The Halfway Point: Eagle Plains
Halfway up the Dempster is Eagle Plains, population 8. It’s one of the most remote locales in Canada. You’ll find expensive fuel, a mechanic, food, and 32 rooms of lodging. But this isn’t a Holiday Inn; it’s primarily a fuel depot with some amenities.
Don’t pass Eagle Plains without fueling. It’s the only place to get it until you arrive towards the top of the Dempster at Fort McPherson. So, fill your rig and fuel cans.
It’s also not a bad place to fill your belly (the nachos weren’t half bad). Fun Fact: 14 miles north of Eagle Plains, the Dempster is also Wiley Airstrip (CAJ2). Watch for aircraft!
Amazing Natural Beauty
While the Dempster is grueling, its natural beauty matches its rugged fervor. In winter, the entire landscape looks like it’s covered with wedding cake frosting; smooth and perfect like a layer of white fondant. In autumn, the fall colors are in full force, showcasing yellow, orange, brown, and maroon hues across the hills and flatlands.

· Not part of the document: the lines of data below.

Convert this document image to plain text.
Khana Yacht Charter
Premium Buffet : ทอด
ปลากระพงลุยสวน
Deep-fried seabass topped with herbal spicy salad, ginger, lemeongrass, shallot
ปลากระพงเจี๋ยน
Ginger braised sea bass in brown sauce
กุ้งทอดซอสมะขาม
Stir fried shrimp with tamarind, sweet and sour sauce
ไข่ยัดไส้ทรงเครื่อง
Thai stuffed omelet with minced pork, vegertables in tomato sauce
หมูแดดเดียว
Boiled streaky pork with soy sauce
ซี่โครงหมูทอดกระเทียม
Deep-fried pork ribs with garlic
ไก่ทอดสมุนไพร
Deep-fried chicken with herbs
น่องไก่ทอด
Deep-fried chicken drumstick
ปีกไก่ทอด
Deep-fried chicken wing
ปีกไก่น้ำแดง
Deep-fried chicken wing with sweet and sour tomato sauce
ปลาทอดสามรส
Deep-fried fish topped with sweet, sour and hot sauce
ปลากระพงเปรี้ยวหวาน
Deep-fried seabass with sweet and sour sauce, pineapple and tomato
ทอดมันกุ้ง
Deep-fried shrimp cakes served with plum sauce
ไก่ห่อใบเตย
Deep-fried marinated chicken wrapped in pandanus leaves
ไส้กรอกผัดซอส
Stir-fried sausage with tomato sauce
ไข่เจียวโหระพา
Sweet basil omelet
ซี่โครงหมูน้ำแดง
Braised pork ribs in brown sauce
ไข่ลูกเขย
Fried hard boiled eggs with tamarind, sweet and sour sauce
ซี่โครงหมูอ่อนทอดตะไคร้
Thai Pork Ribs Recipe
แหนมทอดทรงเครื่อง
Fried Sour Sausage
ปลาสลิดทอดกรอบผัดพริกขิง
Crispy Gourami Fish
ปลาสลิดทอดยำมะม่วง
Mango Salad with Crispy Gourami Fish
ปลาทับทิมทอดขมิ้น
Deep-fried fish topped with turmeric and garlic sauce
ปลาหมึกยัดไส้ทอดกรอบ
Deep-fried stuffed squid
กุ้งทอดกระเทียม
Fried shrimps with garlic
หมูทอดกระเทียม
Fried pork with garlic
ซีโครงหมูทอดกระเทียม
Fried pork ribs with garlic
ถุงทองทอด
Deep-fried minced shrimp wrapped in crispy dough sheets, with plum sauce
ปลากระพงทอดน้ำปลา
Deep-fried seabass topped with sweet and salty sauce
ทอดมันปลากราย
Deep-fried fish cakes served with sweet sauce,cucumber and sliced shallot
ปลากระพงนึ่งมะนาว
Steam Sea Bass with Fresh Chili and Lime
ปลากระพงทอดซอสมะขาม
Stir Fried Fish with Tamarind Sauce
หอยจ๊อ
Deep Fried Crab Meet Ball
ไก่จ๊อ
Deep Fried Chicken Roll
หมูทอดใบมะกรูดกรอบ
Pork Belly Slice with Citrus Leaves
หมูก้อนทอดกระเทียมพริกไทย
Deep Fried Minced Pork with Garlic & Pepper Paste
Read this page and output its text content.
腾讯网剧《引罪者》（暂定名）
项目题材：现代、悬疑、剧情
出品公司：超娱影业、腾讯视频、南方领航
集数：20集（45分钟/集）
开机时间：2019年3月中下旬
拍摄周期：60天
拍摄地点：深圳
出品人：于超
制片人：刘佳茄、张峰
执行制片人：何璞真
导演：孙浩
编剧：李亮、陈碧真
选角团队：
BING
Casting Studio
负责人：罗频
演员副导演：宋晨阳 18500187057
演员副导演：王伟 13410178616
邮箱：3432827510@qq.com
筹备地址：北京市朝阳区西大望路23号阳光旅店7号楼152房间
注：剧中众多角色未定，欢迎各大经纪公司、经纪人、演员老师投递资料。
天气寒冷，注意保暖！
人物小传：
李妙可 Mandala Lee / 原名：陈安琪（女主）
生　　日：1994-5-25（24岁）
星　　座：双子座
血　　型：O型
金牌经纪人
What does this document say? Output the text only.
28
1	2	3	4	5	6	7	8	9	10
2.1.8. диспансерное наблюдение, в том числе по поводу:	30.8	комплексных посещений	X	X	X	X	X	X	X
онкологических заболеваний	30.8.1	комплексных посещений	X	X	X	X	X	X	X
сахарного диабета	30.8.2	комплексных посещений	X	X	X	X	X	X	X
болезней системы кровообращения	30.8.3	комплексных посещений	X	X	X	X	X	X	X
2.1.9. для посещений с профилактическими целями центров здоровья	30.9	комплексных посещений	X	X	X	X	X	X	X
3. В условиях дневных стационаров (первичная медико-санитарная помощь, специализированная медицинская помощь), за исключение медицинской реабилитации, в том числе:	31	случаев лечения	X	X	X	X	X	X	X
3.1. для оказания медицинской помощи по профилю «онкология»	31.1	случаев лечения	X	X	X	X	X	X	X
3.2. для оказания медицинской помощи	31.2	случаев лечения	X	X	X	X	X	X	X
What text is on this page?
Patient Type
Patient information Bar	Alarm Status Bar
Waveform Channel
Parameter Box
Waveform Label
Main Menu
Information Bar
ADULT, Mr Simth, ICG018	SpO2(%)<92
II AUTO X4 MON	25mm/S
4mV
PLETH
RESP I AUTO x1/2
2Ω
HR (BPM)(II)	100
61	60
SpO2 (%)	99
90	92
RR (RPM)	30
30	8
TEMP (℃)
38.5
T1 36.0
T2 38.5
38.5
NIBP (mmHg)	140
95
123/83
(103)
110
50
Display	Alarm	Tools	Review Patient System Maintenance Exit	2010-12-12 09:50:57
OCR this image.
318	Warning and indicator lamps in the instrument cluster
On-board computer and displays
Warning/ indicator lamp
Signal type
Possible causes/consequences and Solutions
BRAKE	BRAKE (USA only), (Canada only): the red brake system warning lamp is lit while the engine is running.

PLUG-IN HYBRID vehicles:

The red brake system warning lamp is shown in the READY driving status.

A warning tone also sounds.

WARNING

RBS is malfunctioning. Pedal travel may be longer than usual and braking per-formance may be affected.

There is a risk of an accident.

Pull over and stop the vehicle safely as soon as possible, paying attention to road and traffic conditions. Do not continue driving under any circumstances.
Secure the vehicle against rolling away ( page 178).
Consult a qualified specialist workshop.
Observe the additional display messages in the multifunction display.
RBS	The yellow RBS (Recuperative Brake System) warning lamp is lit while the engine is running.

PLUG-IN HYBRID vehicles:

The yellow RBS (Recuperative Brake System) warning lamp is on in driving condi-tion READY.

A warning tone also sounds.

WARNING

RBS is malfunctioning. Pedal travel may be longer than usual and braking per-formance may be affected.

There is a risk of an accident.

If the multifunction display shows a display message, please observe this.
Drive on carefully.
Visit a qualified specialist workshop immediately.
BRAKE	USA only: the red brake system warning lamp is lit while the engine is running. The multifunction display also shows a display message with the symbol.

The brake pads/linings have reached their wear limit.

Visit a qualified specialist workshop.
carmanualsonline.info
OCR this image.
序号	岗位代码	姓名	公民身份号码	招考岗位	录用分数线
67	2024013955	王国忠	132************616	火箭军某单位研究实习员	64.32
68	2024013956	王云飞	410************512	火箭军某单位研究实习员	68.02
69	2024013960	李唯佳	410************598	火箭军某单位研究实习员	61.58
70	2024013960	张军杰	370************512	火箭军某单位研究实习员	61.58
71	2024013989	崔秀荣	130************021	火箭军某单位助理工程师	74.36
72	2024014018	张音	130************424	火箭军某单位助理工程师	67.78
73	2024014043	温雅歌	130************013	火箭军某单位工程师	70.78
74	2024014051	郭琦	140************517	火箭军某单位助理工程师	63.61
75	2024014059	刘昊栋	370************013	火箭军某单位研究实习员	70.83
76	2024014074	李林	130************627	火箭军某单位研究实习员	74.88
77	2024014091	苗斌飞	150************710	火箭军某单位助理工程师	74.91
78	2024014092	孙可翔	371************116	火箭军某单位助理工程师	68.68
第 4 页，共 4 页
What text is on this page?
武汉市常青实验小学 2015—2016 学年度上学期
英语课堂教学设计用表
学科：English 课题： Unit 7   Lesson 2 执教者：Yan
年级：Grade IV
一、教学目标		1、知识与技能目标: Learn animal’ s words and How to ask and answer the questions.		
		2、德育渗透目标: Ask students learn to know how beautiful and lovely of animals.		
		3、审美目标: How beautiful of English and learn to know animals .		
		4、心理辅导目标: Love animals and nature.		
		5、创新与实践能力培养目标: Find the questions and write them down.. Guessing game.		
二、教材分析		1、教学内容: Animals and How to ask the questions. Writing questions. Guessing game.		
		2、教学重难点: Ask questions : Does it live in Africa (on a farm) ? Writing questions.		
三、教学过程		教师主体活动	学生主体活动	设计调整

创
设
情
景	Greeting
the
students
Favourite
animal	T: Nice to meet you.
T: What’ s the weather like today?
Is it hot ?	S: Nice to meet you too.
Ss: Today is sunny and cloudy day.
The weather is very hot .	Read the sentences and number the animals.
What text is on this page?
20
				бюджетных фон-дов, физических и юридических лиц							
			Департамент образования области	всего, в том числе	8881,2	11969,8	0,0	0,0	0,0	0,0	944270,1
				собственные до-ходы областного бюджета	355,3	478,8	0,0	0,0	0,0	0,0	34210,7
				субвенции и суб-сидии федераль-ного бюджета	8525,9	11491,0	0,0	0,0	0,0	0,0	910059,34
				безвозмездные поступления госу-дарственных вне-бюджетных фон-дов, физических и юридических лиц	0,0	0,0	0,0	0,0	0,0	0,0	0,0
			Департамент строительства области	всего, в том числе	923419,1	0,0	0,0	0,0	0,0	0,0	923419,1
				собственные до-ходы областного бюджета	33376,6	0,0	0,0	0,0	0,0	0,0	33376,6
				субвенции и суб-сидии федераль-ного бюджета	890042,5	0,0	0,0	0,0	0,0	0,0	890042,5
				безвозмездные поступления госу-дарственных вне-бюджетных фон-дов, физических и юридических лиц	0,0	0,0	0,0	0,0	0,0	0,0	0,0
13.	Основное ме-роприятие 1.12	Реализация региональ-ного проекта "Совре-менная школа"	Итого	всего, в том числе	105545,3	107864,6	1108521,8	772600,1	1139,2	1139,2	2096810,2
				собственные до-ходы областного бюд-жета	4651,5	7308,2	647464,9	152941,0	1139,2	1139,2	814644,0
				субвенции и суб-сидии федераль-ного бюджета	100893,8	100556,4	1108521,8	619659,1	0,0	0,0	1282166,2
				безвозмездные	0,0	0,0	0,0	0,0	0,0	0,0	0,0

The southern portion is hillier with trees and valleys. Maroon colors look like an exotic carpet covering the earth’s curves. Hints of yellows and browns add ornamentation creating incredible natural beauty—a wild northland paradise.
Arriving at the Arctic Circle
The Arctic Circle passes eight countries, including Canada, and you can visit it on the Dempster in the Yukon.
This location is a dichotomy: It’s a small sign and a couple of outhouses—not much there. Conversely, you’re at a very exclusive point on the earth few people visit.
Visitors have tacked up signs and slapped stickers on the actual Arctic Circle marker; the aforementioned outhouses are the unfortunate recipients of graffiti. Yet it’s one of only a handful of Arctic Circle stops on a road anywhere in the world.
And if you’re curious, yes those outhouses are open in the winter. I don’t suggest you take seat—you may get stuck to it.

It’s 204 miles from the Arctic Circle sign to Inuvik, or roughly 5 hours and 15 minutes according to Google Maps, and 7 hours and 35 minutes and almost exactly 300 miles to the Arctic Ocean in Tuktoyaktuk.
Things To Bring
If you opt to venture up the Dempster Highway, I strongly recommend a few things. First, have a full-size spare, an air compressor, and a tire patch kit (and know how to use all three).
Bring an extra fuel can or two, a set of traction boards (just in case), and equip your vehicle with auxiliary lights for low-light/low-visibility situations. We ran Baja Designs Squadrons on our 2026 Honda Passport TrailSport in 2025.

And, just in case, I recommend a satellite device, such as a Garmin inReach device as there won’t be mobile phone service in most places. It could be a lifesaver in an emergency.
Also bring extra food, water, and warm clothes. In the winter, add an insulated water vessel, a properly rated sleeping bag, a camp stove, with proper fuel (when it’s too cold, propane won’t work) and other things that’ll prevent you from potentially, you know, freezing to death.
An Incredible Adventure
Driving the Dempster Highway assures adventure. This road requires concentration and demands respect. Sometimes it tries to kill you. Other times it rewards you with unique beauty. In the snow it’s treacherous at best. In the rain, it’s a muddy mess.

When dry, it can be rough and dusty. But one thing’s for certain—you’ll never forget it. If you’re like us, its allure is magnetic, and you’ll want to return. We’ll be back in September of 2026 as we compete in our fifth Alcan 5000 Rally competition.